The Flood Series: I Didn’t Make a Difference
‘But if he must, the man remains fearless.
Alone before god, simplicity keeps him safe.
He needs no weapons and no cunning,
As long as God’s absence comes to his aid.’
- Hölderlin
Warning: This is not going to be one of those feel good pieces, that carry the message of hope, patting oneself on the back for making a difference. If you are looking for a restoration of faith, I highly recommend you close this page now.
I am Pakistani, by birth, nature, nurture, and depth of my empathy to the motherland. I’ve lived away half my life, but Pakistan has always been home, always will be, and I pray to God that the future generations live to see again what this country was to me growing up.

Pakistan is of epic strategic importance to the region, with vast mineral and agricultural resources, culturally rich, and full of diverse and joyous people. The spoken word, political debate, cultural genesis, historical richness and human capital make us distinct.
However, in the last three years, we’ve gone from a survivor nation to a crumbling cookie. If it’s not internal discontent, it’s political dysfunction, or natural disaster that’s shaking us at the root, and threatening to destroy a nation built on the promise of giving a secular home to Muslims and other religions. Don’t get me wrong, I know Pakistan has never seen too much stability, but now we seem to be spiraling into self-destruct.
What exactly went wrong? I can’t even begin to list all the predicaments of my nation right now. What I did know is that it was time to go back and see if anything can be done. 
What has been my experience so far? Massive community mobilization, but absolute zero governance. There is no central reigning authority, the army fills in the gaps where it can, but last we checked, they weren’t in power.
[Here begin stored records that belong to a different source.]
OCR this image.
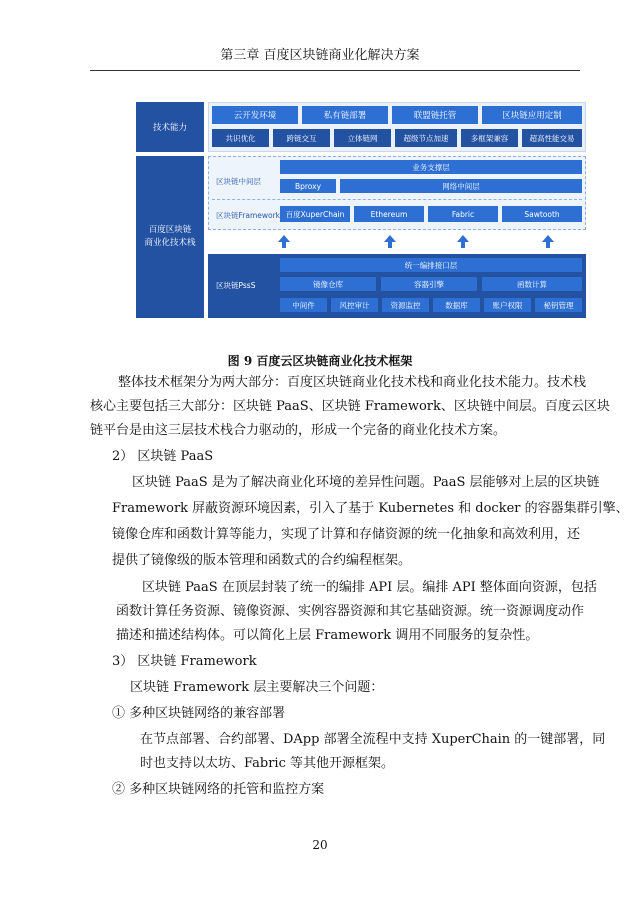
第三章 百度区块链商业化解决方案
技术能力
百度区块链
商业化技术栈
云开发环境	私有链部署	联盟链托管	区块链应用定制
共识优化	跨链交互	立体链网	超级节点加速	多框架兼容	超高性能交易
区块链中间层
业务支撑层
Bproxy	网络中间层
区块链Framework 百度XuperChain	Ethereum	Fabric	Sawtooth
区块链PssS
统一编排接口层
镜像仓库	容器引擎	函数计算
中间件	风控审计	资源监控	数据库	账户权限	秘钥管理
图 9 百度云区块链商业化技术框架
整体技术框架分为两大部分：百度区块链商业化技术栈和商业化技术能力。技术栈
核心主要包括三大部分：区块链 PaaS、区块链 Framework、区块链中间层。百度云区块
链平台是由这三层技术栈合力驱动的，形成一个完备的商业化技术方案。
2） 区块链 PaaS
区块链 PaaS 是为了解决商业化环境的差异性问题。PaaS 层能够对上层的区块链
Framework 屏蔽资源环境因素，引入了基于 Kubernetes 和 docker 的容器集群引擎、
镜像仓库和函数计算等能力，实现了计算和存储资源的统一化抽象和高效利用，还
提供了镜像级的版本管理和函数式的合约编程框架。
区块链 PaaS 在顶层封装了统一的编排 API 层。编排 API 整体面向资源，包括
函数计算任务资源、镜像资源、实例容器资源和其它基础资源。统一资源调度动作
描述和描述结构体。可以简化上层 Framework 调用不同服务的复杂性。
3） 区块链 Framework
区块链 Framework 层主要解决三个问题：
① 多种区块链网络的兼容部署
在节点部署、合约部署、DApp 部署全流程中支持 XuperChain 的一键部署，同
时也支持以太坊、Fabric 等其他开源框架。
② 多种区块链网络的托管和监控方案
20
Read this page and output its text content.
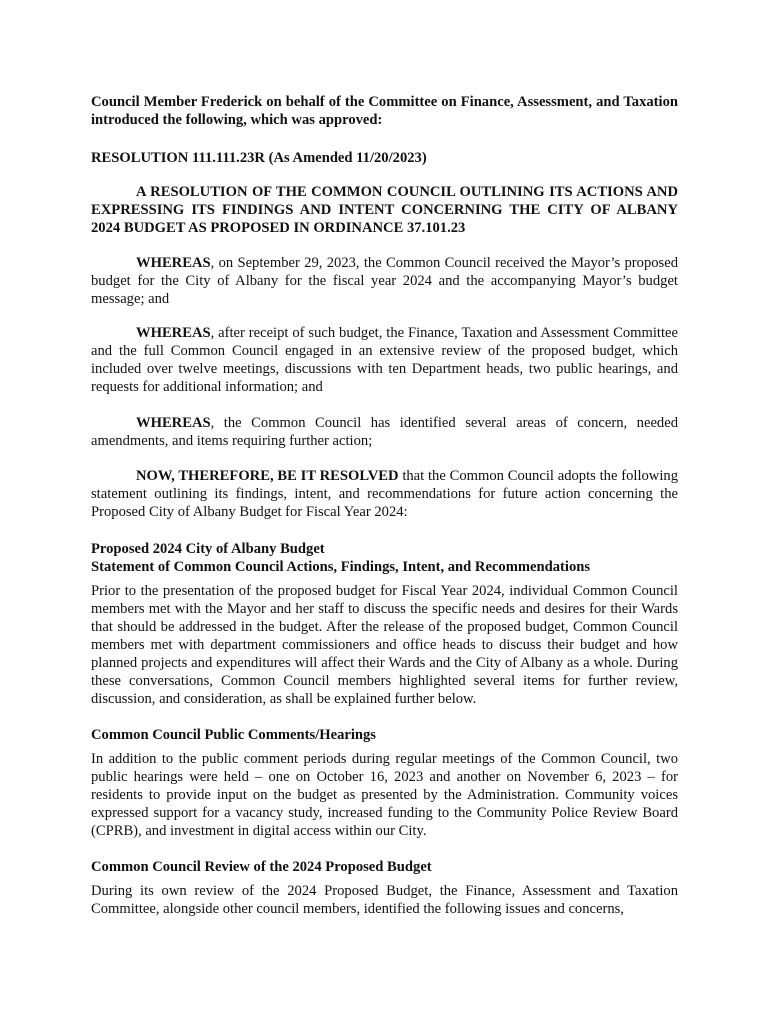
Council Member Frederick on behalf of the Committee on Finance, Assessment, and Taxation introduced the following, which was approved:

RESOLUTION 111.111.23R (As Amended 11/20/2023)

A RESOLUTION OF THE COMMON COUNCIL OUTLINING ITS ACTIONS AND EXPRESSING ITS FINDINGS AND INTENT CONCERNING THE CITY OF ALBANY 2024 BUDGET AS PROPOSED IN ORDINANCE 37.101.23

WHEREAS, on September 29, 2023, the Common Council received the Mayor’s proposed budget for the City of Albany for the fiscal year 2024 and the accompanying Mayor’s budget message; and

WHEREAS, after receipt of such budget, the Finance, Taxation and Assessment Committee and the full Common Council engaged in an extensive review of the proposed budget, which included over twelve meetings, discussions with ten Department heads, two public hearings, and requests for additional information; and

WHEREAS, the Common Council has identified several areas of concern, needed amendments, and items requiring further action;

NOW, THEREFORE, BE IT RESOLVED that the Common Council adopts the following statement outlining its findings, intent, and recommendations for future action concerning the Proposed City of Albany Budget for Fiscal Year 2024:

Proposed 2024 City of Albany Budget

Statement of Common Council Actions, Findings, Intent, and Recommendations

Prior to the presentation of the proposed budget for Fiscal Year 2024, individual Common Council members met with the Mayor and her staff to discuss the specific needs and desires for their Wards that should be addressed in the budget. After the release of the proposed budget, Common Council members met with department commissioners and office heads to discuss their budget and how planned projects and expenditures will affect their Wards and the City of Albany as a whole. During these conversations, Common Council members highlighted several items for further review, discussion, and consideration, as shall be explained further below.

Common Council Public Comments/Hearings

In addition to the public comment periods during regular meetings of the Common Council, two public hearings were held – one on October 16, 2023 and another on November 6, 2023 – for residents to provide input on the budget as presented by the Administration. Community voices expressed support for a vacancy study, increased funding to the Community Police Review Board (CPRB), and investment in digital access within our City.

Common Council Review of the 2024 Proposed Budget

During its own review of the 2024 Proposed Budget, the Finance, Assessment and Taxation Committee, alongside other council members, identified the following issues and concerns,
In fact we keep throwing them out every few years, in the name of democracy.
The scenarios on which I’ll be basing the flood series are personal experiences of working with flood affectees, and a number of organizations and citizens—who have emerged in the vacuum of governmental and political presence in the nation—and the issues we are facing in trying to mobilize funds, garner global attention, and resolving logistical nightmares internally.
First stop: Tangi, Khbyer Pakhtoonkhwa with SAYA Trust.
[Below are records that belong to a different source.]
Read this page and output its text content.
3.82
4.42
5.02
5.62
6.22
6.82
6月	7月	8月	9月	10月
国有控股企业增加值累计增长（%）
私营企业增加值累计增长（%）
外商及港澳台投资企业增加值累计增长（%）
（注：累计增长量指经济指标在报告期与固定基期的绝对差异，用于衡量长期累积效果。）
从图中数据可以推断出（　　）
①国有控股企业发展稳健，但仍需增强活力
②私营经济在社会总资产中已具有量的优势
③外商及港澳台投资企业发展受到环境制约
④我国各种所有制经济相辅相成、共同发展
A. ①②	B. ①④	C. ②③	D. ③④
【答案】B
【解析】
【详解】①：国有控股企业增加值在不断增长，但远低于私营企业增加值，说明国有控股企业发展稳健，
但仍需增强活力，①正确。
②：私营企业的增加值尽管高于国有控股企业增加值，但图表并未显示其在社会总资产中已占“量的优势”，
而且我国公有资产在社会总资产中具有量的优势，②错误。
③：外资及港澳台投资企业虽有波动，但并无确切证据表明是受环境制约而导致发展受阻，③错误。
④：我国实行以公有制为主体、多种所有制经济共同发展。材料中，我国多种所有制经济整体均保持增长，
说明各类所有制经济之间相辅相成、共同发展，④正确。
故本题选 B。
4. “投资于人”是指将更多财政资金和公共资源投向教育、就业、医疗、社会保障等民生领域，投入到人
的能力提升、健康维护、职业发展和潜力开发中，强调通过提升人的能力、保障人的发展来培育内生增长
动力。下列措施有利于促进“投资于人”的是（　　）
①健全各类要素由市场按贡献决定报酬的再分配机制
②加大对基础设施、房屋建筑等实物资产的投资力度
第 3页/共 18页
When the floods first hit, I was visiting my other hometown of New York. It wasn’t until I returned to Toronto and started noticing my Facebook thread about floods in Pakistan that I became aware of the devastation that had hit this Monsoon season. How had the media not noticed this? How had I, a rabid reader, not picked up on this?

After the initial shock of being forgotten yet again, the response was immediate and automated. After some fundraising in Toronto, collecting tents and medicines, and wrangling with PIA to get the goods to Pakistan, it became apparent that the thing to do was head home, and work hands-on.
I landed here proverbially with two changes of clothes, some chocolates for my niece and a suitcase full of relief goods.
We
had heard that water purifying tablets were in short supply, as were medications for waterborne diseases. Ironically, most of the water purifying kits I brought back were made in Pakistan…just not available here.
Along with several family members who run SAYA, we took those supplies for a medical camp we would set up in the villages around Charsadda. Even though our host family had indicated that no medicines had reached Tangi, once there we found a medical relief camp already set up. Duplicitous efforts are typical of a country where there is no coordinated effort, or overseeing body. In fact in all my time here, the salient feature is a missing government. All relief efforts are coordinated by the army and the community, which is not willing to let the country go down the drain.
Nonetheless we were here, and since we had a number of female doctors who volunteered to come along for this trip, we were in a unique position of being able to provide assistance to a number of women who had not gone to the other medical relief camp, because it primarily comprised of male doctors.
So we set up camp, and in poured a volley of malnourished women and children displaying open sores and complaining of fevers and aches. The hundreds of packets of infant formula were gone in seven minutes flat. So were the shoes. We had to fight off the swarms of the needy. It was hot and we were all fasting, and the push and pull, nearly made me faint. Were these flood affectees? Or is the poverty just so atrocious?
“Please,” many of them begged, “Give me something for strength.”
Where would we find magic strength pills? We gave them as much vitamin and nutritional supplements as we could. But how does one explain to them, that they need to take their quinine, and rub ointments on their sores, and not scratch and infect their mosquito bites? How does one explain that they cannot save the shoes we are giving them for Eid, but must wear them now or they would pick up infections? How do you explain the importance of clean water, when it’s never really been had?
How do you save a people already so devastated by every day life, that a flood is just par for the course of the treachery of life for those living far below the poverty line? Reconstruction is but a dream in a country still rehabilitating victims of the 2005 Earthquake, and internal displacement due to the ongoing insurgencies in Swat and Waziristan.
Perhaps the folk wisdom of “Allah Malik hai” (God is the Lord of all) has some truth to it, because when there is no one in charge, having faith in God is the only opiate.